Si l'on souhaite remonter aux origines de la médecine occidentale moderne, Hippocrate est sans conteste la figure la plus emblématique. Selon lui, la maladie n'est pas un phénomène localisé, mais un déséquilibre du sang, du mucus, de la bile noire et de la bile jaune dans l'ensemble de l'organisme. Des méthodes telles que la saignée, la purge et l'adaptation du régime alimentaire peuvent favoriser la guérison naturelle du corps. Ce « père de la médecine » occidental est également à l'origine de la saignée thérapeutique.
La popularité de la saignée en Occident est également liée à Galien, autre grand médecin.
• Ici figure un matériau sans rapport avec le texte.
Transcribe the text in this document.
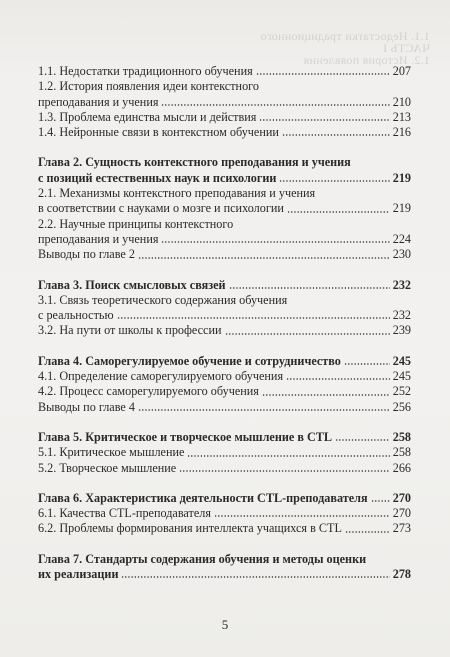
1.1. Недостатки традиционного
ЧАСТЬ I
1.2. История появления
1.1. Недостатки традиционного обучения	207
1.2. История появления идеи контекстного
преподавания и учения	210
1.3. Проблема единства мысли и действия	213
1.4. Нейронные связи в контекстном обучении	216
Глава 2. Сущность контекстного преподавания и учения
с позиций естественных наук и психологии	219
2.1. Механизмы контекстного преподавания и учения
в соответствии с науками о мозге и психологии	219
2.2. Научные принципы контекстного
преподавания и учения	224
Выводы по главе 2	230
Глава 3. Поиск смысловых связей	232
3.1. Связь теоретического содержания обучения
с реальностью	232
3.2. На пути от школы к профессии	239
Глава 4. Саморегулируемое обучение и сотрудничество	245
4.1. Определение саморегулируемого обучения	245
4.2. Процесс саморегулируемого обучения	252
Выводы по главе 4	256
Глава 5. Критическое и творческое мышление в CTL	258
5.1. Критическое мышление	258
5.2. Творческое мышление	266
Глава 6. Характеристика деятельности CTL-преподавателя 270
6.1. Качества CTL-преподавателя	270
6.2. Проблемы формирования интеллекта учащихся в CTL	273
Глава 7. Стандарты содержания обучения и методы оценки
их реализации	278
5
Ses travaux en anatomie, physiologie et thérapeutique étaient sans égal avant le XVIe siècle. Galien préconisait la saignée et, dans des ouvrages tels que « La Méthode de guérison », il expliquait que cette pratique pouvait s'appliquer à presque toutes les maladies, y compris les saignements et la faiblesse. La saignée était non seulement le traitement de choix pour la goutte, l'arthrite, les vertiges, l'épilepsie, la dépression, les maladies oculaires et d'autres affections graves, mais aussi le principal moyen de prévention. Galien était si enthousiaste à propos de la saignée qu'il la recommandait deux fois par jour dans certaines circonstances.
La phlébotomie transforme les coiffeurs en chirurgiens
En 1163, le pape Alexandre III introduisit la saignée, et les salons de coiffure devinrent les principaux lieux de pratique. Le couteau utilisé par le barbier et l'engouement pour la saignée constituent un pan intéressant de l'histoire de la médecine occidentale : le développement de la chirurgie est né dans les salons de coiffure. La figure emblématique fut le barbier français du XVIe siècle, Ambroise Paré, plus tard considéré comme le « père de la chirurgie ».
Les barbiers ont mis au point tout un ensemble de techniques et d'outils pour la saignée. Le couteau à double tranchant utilisé lors des saignées est appelé « lancette ». Le nom de la célèbre revue médicale britannique « Lancet » provient de cette lame. Sur le logo à rayures rouges, bleues et blanches du salon de coiffure, le rouge représente le sang artériel, le bleu le sang veineux et le blanc les bandages hémostatiques. Il s'agit d'une publicité percutante pour la saignée.
Doutes concernant la saignée
Au fil du temps, les accidents provoqués par la saignée ont progressivement amené les gens à s'interroger sur cette pratique.
Le 12 décembre 1799, George Washington, premier président des États-Unis, âgé de 68 ans, revint d'une promenade à cheval dans sa plantation. Il souffrait d'un mal de gorge, et son état s'aggrava le troisième jour, avec des difficultés respiratoires. Washington était partisan de la saignée, tout comme son médecin personnel. Après plusieurs saignées successives, Washington cessa de respirer.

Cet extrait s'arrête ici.